Difícilmente haremos un análisis acertado si no tenemos en cuenta la magnitud de lo sucedido. Así, una persona nacida en España que haya cumplido 30 años en 2022 vivió su infancia, de su nacimiento hasta los 15 años, en un país cuya renta per cápita experimentaba en ese periodo un incremento aproximado del 40%, pero vivió una juventud, desde que cumplió la edad legal para trabajar hasta los 30 años, en un país cuya renta per cápita, tras haberse hundido un 10%, apenas está recuperando el nivel de 2008. Pese a que su bienestar económico de partida es incomparablemente mayor del que disfrutaron las generaciones anteriores, justo en la etapa de la vida en la que debía emanciparse y sentar las bases de su proyecto vital (formación, empleo, vivienda), el país en el que vive ha experimentado el mayor estancamiento de la renta per cápita desde la posguerra.
Las dificultades de toda una generación de jóvenes para proyectarse al futuro son reales, pero no carguemos a la Seguridad Social con una responsabilidad que no le corresponde. Las reformas estructurales en ámbitos como la educación, la formación profesional y la vivienda, las políticas activas de empleo, la digitalización y, en general, todas aquellas medidas que permiten aumentar la empleabilidad y la productividad en el medio y largo plazo y, con ella, la renta per cápita y los salarios, son fuertemente dependientes de la inversión pública, precisamente una de las grandes damnificadas de la crisis financiera y que no ha comenzado a recuperarse hasta tiempos muy recientes. Ha faltado, además, consenso de Estado en estas cuestiones. Los jóvenes han sido los primeros damnificados.

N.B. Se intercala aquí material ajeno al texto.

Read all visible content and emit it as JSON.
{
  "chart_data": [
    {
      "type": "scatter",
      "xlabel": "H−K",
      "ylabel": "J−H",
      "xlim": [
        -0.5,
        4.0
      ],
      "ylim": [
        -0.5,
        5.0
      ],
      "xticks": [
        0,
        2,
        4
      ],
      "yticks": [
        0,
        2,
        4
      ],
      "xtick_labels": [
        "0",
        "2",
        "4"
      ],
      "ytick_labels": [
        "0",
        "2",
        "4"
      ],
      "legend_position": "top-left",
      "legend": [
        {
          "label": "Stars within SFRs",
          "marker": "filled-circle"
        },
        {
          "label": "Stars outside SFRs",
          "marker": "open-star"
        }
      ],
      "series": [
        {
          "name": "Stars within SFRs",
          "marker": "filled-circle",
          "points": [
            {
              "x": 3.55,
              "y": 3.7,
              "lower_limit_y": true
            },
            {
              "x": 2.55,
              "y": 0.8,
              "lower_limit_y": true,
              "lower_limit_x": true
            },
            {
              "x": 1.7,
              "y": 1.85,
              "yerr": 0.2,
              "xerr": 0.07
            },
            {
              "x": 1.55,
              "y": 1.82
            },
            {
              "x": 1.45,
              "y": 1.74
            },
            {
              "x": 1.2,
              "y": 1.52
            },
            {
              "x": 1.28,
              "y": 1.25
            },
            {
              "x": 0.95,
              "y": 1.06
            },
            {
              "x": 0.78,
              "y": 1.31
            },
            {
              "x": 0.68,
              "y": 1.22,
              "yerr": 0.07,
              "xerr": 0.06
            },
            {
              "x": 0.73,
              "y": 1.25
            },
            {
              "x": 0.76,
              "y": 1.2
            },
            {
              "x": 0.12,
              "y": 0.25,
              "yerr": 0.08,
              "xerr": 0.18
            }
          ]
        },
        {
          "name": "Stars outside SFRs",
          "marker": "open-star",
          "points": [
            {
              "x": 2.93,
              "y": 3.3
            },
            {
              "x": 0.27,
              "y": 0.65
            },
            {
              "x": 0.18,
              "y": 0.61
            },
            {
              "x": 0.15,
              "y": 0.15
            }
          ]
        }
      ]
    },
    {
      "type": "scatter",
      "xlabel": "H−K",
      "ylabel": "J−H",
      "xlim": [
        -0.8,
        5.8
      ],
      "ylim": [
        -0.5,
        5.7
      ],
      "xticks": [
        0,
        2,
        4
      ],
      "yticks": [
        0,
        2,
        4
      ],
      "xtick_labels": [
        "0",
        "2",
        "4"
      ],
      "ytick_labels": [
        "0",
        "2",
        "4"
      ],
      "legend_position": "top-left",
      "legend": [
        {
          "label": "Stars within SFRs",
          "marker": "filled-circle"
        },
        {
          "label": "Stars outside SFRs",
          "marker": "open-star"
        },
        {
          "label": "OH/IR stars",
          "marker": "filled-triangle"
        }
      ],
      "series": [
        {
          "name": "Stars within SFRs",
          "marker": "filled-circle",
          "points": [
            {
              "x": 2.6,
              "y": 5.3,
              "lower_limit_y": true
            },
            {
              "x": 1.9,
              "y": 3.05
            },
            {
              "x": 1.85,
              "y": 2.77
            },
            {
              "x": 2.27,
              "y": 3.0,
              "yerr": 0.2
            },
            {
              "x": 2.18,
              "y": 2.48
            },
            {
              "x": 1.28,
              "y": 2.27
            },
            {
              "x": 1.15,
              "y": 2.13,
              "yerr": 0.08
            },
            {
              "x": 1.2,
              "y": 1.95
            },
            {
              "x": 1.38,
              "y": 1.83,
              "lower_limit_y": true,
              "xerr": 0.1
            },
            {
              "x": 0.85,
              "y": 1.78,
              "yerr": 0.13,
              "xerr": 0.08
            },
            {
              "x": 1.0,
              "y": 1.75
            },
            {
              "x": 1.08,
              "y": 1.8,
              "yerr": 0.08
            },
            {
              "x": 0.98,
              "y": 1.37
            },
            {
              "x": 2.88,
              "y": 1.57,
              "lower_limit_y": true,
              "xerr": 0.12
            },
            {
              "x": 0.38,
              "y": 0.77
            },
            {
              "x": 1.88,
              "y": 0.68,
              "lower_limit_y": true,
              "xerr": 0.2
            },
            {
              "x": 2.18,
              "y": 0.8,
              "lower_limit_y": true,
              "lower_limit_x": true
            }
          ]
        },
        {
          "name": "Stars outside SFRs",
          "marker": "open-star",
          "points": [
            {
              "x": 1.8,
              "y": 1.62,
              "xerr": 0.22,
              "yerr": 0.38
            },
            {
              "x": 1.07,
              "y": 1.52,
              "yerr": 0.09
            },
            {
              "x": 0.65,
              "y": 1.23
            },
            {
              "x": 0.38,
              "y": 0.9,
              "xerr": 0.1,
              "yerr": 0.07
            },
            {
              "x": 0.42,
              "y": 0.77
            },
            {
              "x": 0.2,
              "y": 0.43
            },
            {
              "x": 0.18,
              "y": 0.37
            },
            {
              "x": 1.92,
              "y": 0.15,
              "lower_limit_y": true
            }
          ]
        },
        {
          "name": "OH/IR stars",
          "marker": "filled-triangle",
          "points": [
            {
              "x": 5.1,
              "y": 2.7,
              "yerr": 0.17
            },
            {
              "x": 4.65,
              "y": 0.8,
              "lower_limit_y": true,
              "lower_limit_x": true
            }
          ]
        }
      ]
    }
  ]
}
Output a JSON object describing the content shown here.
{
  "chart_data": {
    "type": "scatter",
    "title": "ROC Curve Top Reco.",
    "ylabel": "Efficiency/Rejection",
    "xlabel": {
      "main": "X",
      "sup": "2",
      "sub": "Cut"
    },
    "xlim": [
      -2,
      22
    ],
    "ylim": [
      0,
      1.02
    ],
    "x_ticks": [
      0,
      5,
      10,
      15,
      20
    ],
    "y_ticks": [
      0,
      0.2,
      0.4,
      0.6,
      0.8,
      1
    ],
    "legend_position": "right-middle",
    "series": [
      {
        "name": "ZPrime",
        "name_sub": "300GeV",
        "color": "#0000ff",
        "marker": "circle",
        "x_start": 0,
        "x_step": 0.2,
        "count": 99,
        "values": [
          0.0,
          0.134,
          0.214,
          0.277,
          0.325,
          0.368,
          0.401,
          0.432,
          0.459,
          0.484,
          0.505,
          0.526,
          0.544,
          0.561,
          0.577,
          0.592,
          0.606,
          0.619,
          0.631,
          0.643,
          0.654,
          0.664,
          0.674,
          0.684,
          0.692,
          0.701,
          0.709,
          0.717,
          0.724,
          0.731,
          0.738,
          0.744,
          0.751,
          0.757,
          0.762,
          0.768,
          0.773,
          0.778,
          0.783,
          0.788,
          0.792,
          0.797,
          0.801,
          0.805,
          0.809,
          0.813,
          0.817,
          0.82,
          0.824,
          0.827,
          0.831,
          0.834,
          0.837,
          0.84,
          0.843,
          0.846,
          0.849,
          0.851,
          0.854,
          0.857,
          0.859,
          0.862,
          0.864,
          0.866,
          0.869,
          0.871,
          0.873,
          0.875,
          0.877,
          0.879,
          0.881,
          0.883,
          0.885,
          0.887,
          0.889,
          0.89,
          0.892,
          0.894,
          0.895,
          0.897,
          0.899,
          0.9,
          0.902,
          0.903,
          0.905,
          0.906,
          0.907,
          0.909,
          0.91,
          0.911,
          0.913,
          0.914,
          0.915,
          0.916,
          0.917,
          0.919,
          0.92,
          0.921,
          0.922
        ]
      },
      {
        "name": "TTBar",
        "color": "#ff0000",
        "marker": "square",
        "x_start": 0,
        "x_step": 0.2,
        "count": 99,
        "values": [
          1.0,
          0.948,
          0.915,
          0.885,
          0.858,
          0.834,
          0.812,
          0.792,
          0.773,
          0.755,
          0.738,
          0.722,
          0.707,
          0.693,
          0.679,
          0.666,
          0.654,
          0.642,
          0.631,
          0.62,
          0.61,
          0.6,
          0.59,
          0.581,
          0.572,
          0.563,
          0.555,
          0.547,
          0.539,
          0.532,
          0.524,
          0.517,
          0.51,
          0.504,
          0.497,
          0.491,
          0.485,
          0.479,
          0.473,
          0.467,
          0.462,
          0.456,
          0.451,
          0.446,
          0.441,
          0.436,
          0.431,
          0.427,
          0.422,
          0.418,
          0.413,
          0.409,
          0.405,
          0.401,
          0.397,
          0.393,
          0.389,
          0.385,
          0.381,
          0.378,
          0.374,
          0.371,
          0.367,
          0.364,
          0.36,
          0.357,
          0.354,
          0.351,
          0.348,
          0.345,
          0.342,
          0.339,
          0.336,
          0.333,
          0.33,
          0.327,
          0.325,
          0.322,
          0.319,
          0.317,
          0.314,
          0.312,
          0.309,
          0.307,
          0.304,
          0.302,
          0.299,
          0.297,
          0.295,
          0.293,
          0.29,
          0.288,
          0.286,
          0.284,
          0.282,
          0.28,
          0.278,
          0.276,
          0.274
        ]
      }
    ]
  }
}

En todo caso, en lo que se refiere estrictamente a las políticas de rentas, nos equivocamos si planteamos un falso dilema entre jóvenes y mayores, al igual que si enfrentamos entre sí a los diferentes estatus laborales: trabajadores con pensionistas, asalariados con empresarios, autónomos con desempleados, etc. Las prestaciones sociales tienen su finalidad, todos somos vulnerables en algún momento, y ni la solidaridad ni la sostenibilidad se fortalecen por limitar la cobertura de los que más aportan, sino a partir de la capacidad de pago de cada individuo, sea joven o mayor, a través del conjunto de cotizaciones y tributos del sistema. Porque no son las pensiones, es la renta. Y no es la edad, es la riqueza acumulada.